Accounting estimates and judgements are continually evaluated and are based on a number of factors, including expectations of future events that are believed to be reasonable under the circumstances. Management are required to consider whether there are events or changes in circumstances that indicate that the carrying value of this asset may not be recoverable.
The most significant exploration asset within the Group is Kallak. During 2024, the Supreme Administrative Court delivered the verdict to uphold the Government’s awarding of the Exploitation Concession for Kallak.
Kallak is included in the condensed financial statements as at 30 September 2025 as an intangible exploration licence with a carrying value of £12,080,998 (31 December 2024: £10,271,536). Management have considered that there is no current risk associated with Kallak and thus have not impaired the project.
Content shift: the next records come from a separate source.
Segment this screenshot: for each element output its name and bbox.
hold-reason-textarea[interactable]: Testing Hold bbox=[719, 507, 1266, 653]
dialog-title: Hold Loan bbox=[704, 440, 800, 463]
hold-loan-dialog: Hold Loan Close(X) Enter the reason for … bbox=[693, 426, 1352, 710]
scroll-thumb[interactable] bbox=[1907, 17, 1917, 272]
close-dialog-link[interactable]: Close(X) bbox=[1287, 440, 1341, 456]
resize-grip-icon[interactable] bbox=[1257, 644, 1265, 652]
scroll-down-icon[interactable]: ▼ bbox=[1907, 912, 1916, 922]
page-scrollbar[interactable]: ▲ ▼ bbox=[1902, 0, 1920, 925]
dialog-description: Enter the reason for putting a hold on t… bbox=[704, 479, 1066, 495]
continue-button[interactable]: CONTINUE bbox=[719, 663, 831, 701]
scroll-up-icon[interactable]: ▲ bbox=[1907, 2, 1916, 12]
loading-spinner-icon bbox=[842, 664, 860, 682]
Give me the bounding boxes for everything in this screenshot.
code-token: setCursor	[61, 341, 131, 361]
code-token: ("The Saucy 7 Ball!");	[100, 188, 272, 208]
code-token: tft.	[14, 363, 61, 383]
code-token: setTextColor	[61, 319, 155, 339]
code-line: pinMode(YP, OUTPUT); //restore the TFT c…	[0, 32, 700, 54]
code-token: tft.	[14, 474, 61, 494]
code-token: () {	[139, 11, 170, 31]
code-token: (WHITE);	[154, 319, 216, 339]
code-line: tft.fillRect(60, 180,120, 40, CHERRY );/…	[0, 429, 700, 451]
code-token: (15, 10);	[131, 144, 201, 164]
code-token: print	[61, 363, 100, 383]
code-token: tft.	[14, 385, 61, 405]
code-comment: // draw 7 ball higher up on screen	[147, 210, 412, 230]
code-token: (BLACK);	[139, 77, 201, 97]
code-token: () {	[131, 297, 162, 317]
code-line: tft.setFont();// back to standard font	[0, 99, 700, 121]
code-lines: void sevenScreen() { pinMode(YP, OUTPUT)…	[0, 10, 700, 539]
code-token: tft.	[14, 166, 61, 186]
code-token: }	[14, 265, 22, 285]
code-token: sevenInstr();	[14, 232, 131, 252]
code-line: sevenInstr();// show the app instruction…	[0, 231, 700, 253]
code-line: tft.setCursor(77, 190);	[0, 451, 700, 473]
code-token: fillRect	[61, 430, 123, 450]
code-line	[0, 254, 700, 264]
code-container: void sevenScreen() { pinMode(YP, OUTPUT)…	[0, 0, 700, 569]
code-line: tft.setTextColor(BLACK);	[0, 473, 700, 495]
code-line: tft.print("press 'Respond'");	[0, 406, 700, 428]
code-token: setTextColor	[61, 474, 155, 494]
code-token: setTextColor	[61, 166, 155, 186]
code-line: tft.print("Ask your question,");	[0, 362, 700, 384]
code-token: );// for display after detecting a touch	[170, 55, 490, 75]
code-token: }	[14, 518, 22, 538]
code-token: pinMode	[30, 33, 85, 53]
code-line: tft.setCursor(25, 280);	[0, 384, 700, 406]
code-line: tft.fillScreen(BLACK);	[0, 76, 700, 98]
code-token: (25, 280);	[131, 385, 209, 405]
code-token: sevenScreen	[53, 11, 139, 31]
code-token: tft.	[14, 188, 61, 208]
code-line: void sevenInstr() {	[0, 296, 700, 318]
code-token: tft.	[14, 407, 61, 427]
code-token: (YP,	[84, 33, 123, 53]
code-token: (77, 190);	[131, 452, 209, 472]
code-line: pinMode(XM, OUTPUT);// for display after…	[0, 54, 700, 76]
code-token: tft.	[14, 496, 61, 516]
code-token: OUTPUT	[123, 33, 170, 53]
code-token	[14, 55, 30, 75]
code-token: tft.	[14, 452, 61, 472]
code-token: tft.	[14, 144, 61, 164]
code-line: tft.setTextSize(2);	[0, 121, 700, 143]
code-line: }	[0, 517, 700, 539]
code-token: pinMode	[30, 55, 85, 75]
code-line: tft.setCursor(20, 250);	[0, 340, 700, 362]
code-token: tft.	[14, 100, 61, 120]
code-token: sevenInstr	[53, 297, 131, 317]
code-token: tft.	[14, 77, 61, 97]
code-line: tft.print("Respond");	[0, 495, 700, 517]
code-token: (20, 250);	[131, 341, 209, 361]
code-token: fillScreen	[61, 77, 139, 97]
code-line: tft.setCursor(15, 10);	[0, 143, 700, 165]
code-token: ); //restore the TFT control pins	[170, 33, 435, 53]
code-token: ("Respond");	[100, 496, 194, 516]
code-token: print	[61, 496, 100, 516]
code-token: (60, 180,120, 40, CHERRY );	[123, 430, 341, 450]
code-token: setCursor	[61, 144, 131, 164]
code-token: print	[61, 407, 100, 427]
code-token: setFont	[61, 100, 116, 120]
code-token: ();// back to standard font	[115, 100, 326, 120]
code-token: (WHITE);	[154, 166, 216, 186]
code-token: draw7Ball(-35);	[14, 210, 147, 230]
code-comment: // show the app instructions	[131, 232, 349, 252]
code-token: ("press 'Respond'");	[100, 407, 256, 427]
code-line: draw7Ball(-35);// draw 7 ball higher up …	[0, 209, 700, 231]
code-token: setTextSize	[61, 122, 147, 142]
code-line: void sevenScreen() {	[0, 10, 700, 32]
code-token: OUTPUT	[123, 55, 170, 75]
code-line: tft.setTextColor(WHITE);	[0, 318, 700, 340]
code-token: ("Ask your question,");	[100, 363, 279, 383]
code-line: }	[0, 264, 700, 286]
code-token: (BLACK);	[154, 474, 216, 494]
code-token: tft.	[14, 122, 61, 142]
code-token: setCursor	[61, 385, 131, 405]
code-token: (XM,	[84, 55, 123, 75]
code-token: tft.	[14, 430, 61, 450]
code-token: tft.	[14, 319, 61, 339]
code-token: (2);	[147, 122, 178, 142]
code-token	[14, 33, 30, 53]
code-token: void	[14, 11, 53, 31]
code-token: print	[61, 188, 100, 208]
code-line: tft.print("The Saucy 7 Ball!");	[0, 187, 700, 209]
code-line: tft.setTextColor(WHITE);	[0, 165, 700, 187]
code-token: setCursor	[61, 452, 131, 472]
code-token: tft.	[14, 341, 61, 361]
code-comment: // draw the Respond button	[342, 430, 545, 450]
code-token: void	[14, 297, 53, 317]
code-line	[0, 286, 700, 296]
| Other intangible assets | As at 30 September 2025 | As at 31 December2024 | ||
| (Unaudited) | (Audited) | |||
| £ | £ | |||
| Cost | ||||
| At 1 January | 501,705 | 75,493 | ||
| Additions in the period/year | 185,032 | 620,561 | ||
| Grant income received | (12,660) | (180,644) | ||
| Foreign exchange movements | 32,530 | (13,705) | ||
| Total | 706,607 | 501,705 |
Other intangible assets capitalised are development costs incurred following the feasibility of GAMP project. This development has attained a stage that it satisfies the requirements of IAS 38 to be recognised as intangible asset in that it has the potential to completed and used, provide future economic benefits, its costs can be measured reliably and there is the intention and ability to complete. The development costs will be held at cost less impairment until the completion of the GAMP project at which stage they will be transferred to the value of the Plant.
There have been no significant events since the end of the reporting period.
A copy of these results will be made available for inspection at the Company’s registered office during normal business hours on any weekday. The Company’s registered office is at 201 Temple Chambers, 3-7 Temple Avenue, London, EC4Y 0DT. A copy can also be downloaded from the Company’s website at www.beowulfmining.com. Beowulf Mining plc is registered in England and Wales with registered number 02330496.